Поставил «Муравейник» в холодильник — соорудил для него из газеты «Советский спорт» противопыльный колпак.
Начало этой недели побаловало пасмурной погодой: три дня тучи прятали за собой солнце и спрыскивали землю мелким дождём. Дышалось в эти дни легко; в воздухе, будто весной, появились ароматы свежей зелени. Мама и папа радовались прохладе. Но я предсказал родителям, что продлится она недолго. И не ошибся. В четверг днём небо очистилось. Солнечные лучи быстро высушили траву и землю. Уже в пятницу придорожные травы увяли, их верхушки вновь пожелтели. А в субботу земля опять покрылась сеткой трещин — вечером я перешагивал их, когда с тортом в руках шёл в направлении Вариного дома.
Сегодня Варвара Сергеевна вернулась с ночной смены — я не беспокоил её до заката. Знал, что и её сыновья в такие дни до обеда не шумели, проводили время во дворе. В прошлые выходные к дому Павловых не являлись нежданные гости. Поселковые мужики будто почувствовали, что я готовился к встрече с ними. В прошлую субботу и в воскресенье я намеренно приходил к Павловым ещё засветло. Чем радовал Вариных детей. Вместе с ними я починил двери сарая, натаскал в бочки воду из уличной колонки, смазал петли калитки. А потом я до наступления темноты пересказывал мальчишкам сюжет книги «Волшебник Изумрудного города».
Солнце ещё не нырнуло за горизонт, но уже спряталось за крыши домов и кроны деревьев. Я шагал по центру дороги; кивал сидевшим на лавках около заборов пенсионерам, махал рукой собравшимся на вечерние посиделки детишкам.
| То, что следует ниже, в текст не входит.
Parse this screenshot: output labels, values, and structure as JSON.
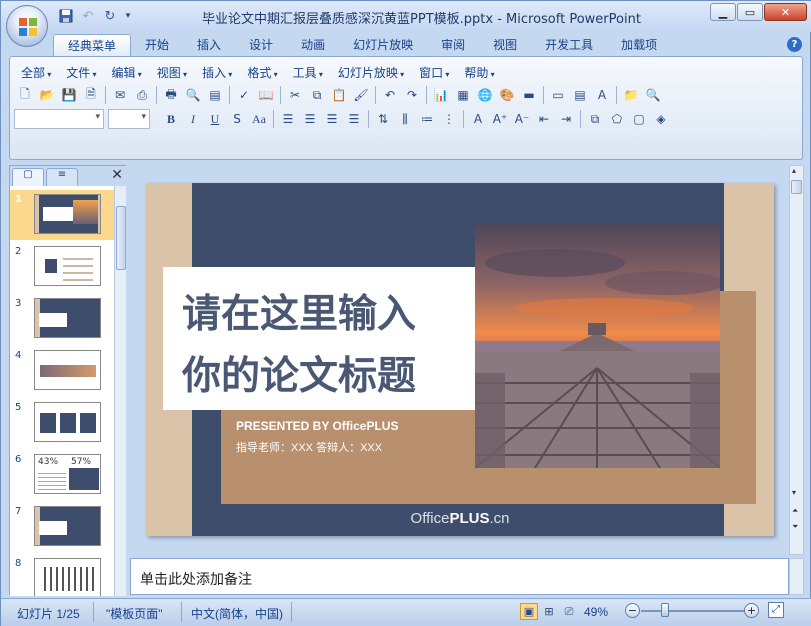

Этим летом я ещё ни разу не явился в субботу на «главную площадь». Хотя Кирилл и зазывал меня туда. Но я отнекивался учёбой и походами к Варваре Сергеевне: мои друзья детства разъехались из посёлка, а общение со школьниками меня не привлекало. Вот и сегодня я прошёл мимо места сборища поселковой молодёжи — лишь обменялся приветствиями с уже рассевшимися там смутно знакомыми подростками.
Проходил мимо свежевыкрашенного синего забора — меня окликнули.
Сперва я не обратил внимания на скрипучий мужской голос.
Но потом вновь услышал:
— Стой, стервец! Стой, кому говорю⁈
Я оглянулся в поисках «стервеца». Почему-то вообразил, что ловят воришку. Удивился, когда сообразил: три хмурых мужика догоняли именно меня. Остановился, придержал рукой скрывавший торт газетный колпак. Взглянул на двух незнакомых широкоплечих мужчин — молодых: на вид, не старше тридцати лет. Память подсказала, что я уже встречал эту парочку — вот только не уточнила, при каких обстоятельствах я пересекался с этими крепышами. А вот немолодого коротыша с лысой макушкой я узнал. Пусть он сегодня и был не при галстуке. Я тут же улыбнулся: сообразил, что «вечер перестал быть томным». Взвесил в руке торт.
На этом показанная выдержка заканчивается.